Despidos en Metalfor sacuden Noetinger y complican al cordobesismo

Metalfor despidió a 35 trabajadores de su planta de Noetinger en medio de la crisis del sector metalmecánico en Córdoba. La forma en que se comunicaron los telegramas, durante el partido de la Selección, profundizó el malestar y añade tensión política en la región.

“Cuarenta y dos días de paro de los obreros de la Fábrica Nacional de Armas en 1936 marcaron una de las huelgas más emblemáticas de la industria argentina”, recuerda la historia laboral del país como antecedente de conflictos que, décadas después, siguen revelando la fragilidad del empleo industrial. En esa misma lógica de tensión productiva, la planta de Metalfor en Noetinger, en el sudeste de Córdoba y a pocos kilómetros de Santa Fe, despidió este martes a 35 trabajadores.

La noticia golpeó de lleno a una localidad pequeña y a un sector metalmecánico que viene atravesando una crisis severa en la provincia. Pero además del impacto económico y social, lo que más indignación generó fue la modalidad elegida por la empresa: permitió que los empleados salieran para ver el partido entre Argentina y Egipto y, en pleno desarrollo del encuentro, comenzó a enviar los telegramas de despido.

“A las 12 nos retiramos por un acuerdo con la empresa para ver el partido. A las 12.30 empezaron a llegar mensajes para que fuéramos al correo a retirar el telegrama de despido”, relató Fausto Barbero en declaraciones a Radio Mitre Córdoba. El trabajador añadió: “toda una vida le dejé en la empresa. Por un mal manejo de la directiva, hoy se encuentran con esta situación”.

El caso se inscribe en un escenario económico más amplio que, según ya se venía advirtiendo, afecta al sudeste productivo cordobés y repercute en la agenda política regional. La crisis impulsada por las medidas del Gobierno nacional encendió alertas entre los libertarios de cara a la elección de Marcos Juárez, donde habrá comicios municipales en septiembre y todavía no está definido si ese espacio participará.

En ese tablero aparece en el centro de la escena el diputado nacional y referente libertario en Córdoba, Gabriel Bornoroni, cuya definición política será seguida de cerca por el cordobesismo. A la vez, la cercanía territorial entre Noetinger y Marcos Juárez agrega presión sobre otro dirigente con peso en la zona: Pedro Dellarossa, ex integrante del PRO que en 2023 se incorporó al llaryorismo, fue intendente de Marcos Juárez en dos oportunidades con el respaldo de Mauricio Macri y hoy vuelve a ser mencionado como posible candidato.

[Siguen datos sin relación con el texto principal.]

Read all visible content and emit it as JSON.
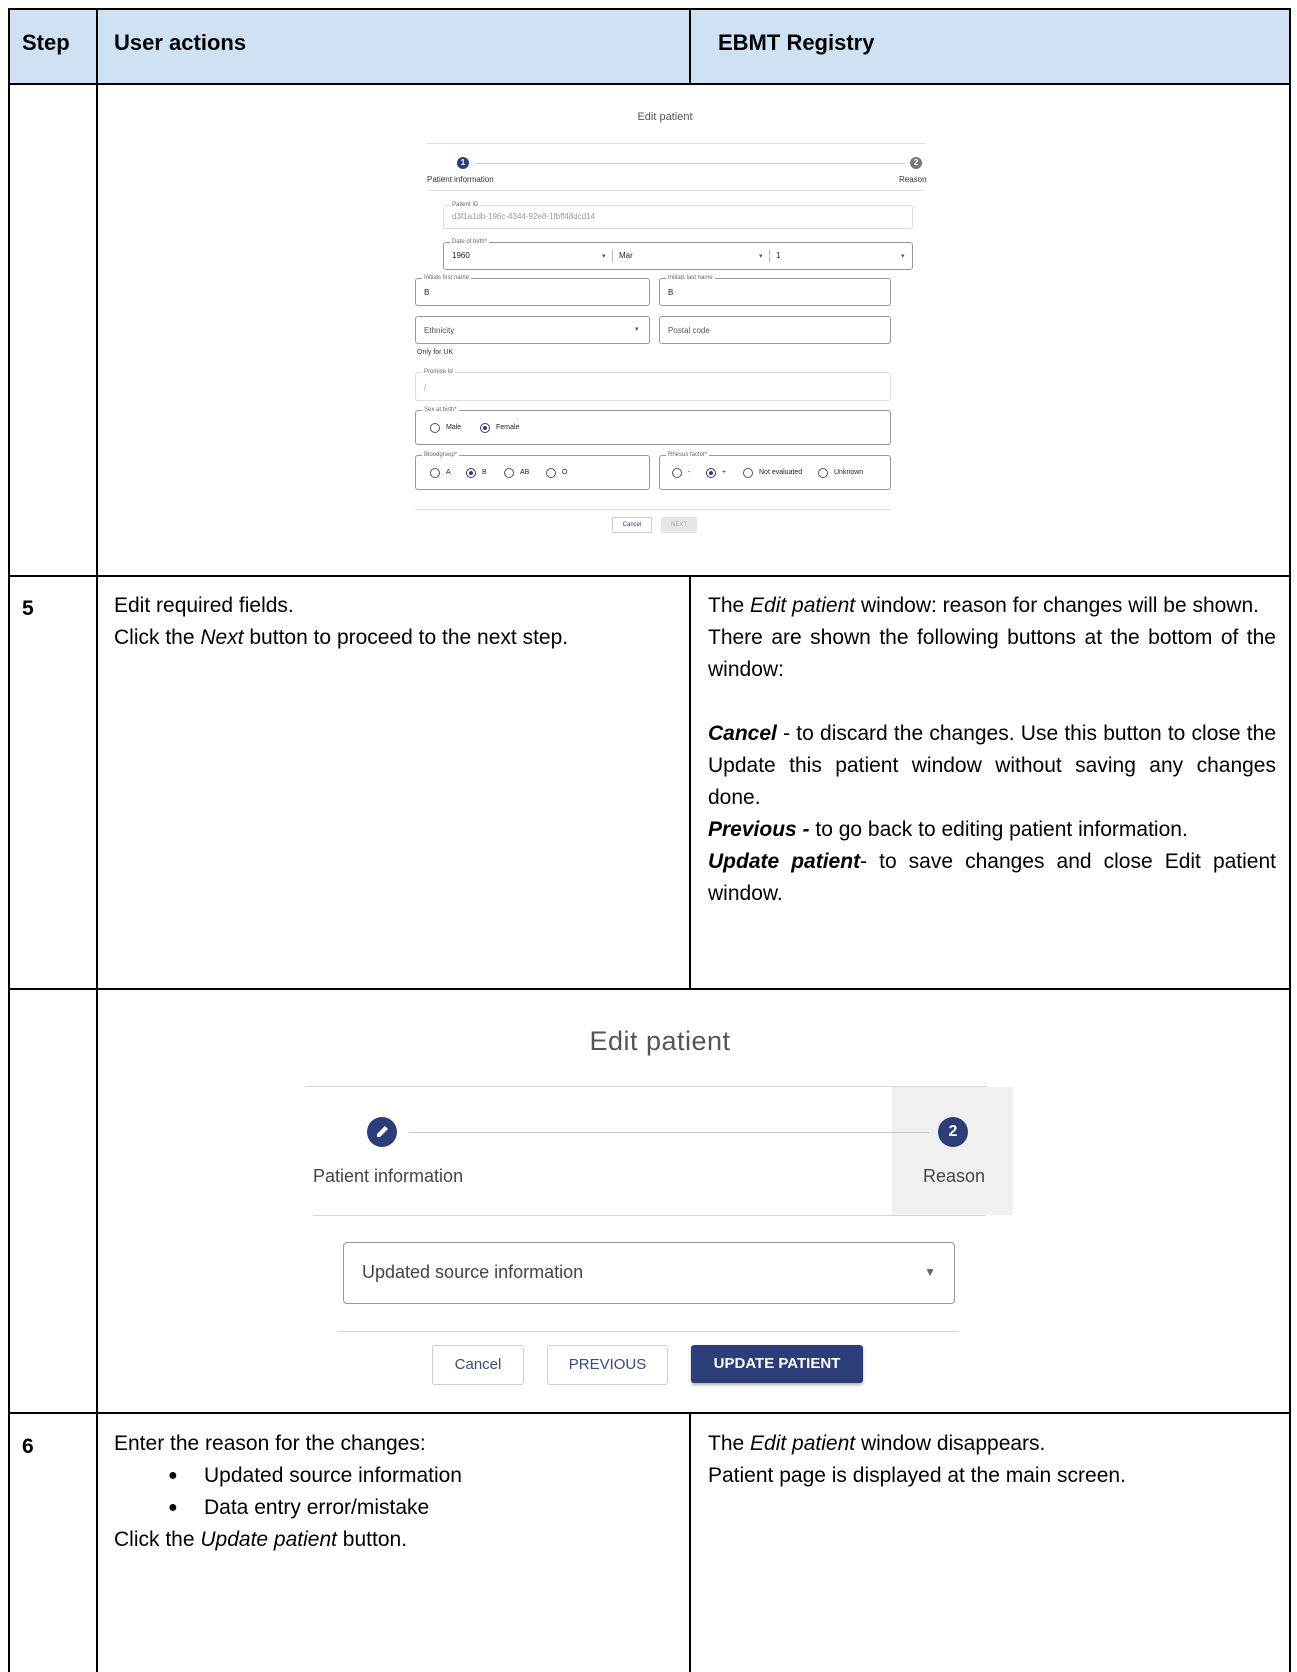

Metalfor tiene como CEO a Eduardo Borri, empresario vinculado al PRO desde 2015 por su rechazo al kirchnerismo y con una relación estrecha con Dellarossa. Ese entramado político-empresarial alimenta la preocupación en la región, especialmente ante la posibilidad de que los 35 despidos de Noetinger no sean un caso aislado y se sumen nuevos telegramas en Marcos Juárez.

Análisis y proyecciones: en la industria metalmecánica, los recortes de personal suelen anticipar un deterioro más profundo cuando coinciden con caída de la demanda, problemas de financiamiento y tensión salarial. Si el enfriamiento económico se prolonga, la señal para pymes proveedoras y plantas medianas puede ser la contracción de turnos, suspensiones o más despidos. En términos políticos, episodios como el de Metalfor suelen amplificar el costo social de la recesión y condicionar campañas locales, sobre todo en distritos donde el empleo industrial pesa más que la discusión ideológica.

Evolución reciente del conflicto: en los últimos años, el sector metalmecánico cordobés alternó momentos de recuperación con etapas de fuerte presión por la inflación, el encarecimiento de insumos y la incertidumbre macroeconómica. En ese contexto, la postura de los actores también fue mutando: las empresas endurecieron sus decisiones para sostener costos, mientras que los gobiernos locales y provinciales intentaron amortiguar el impacto político y laboral. Hoy, la combinación entre crisis productiva y calendario electoral vuelve a colocar a Noetinger y Marcos Juárez en el centro de una disputa que mezcla empleo, gestión y proyección territorial.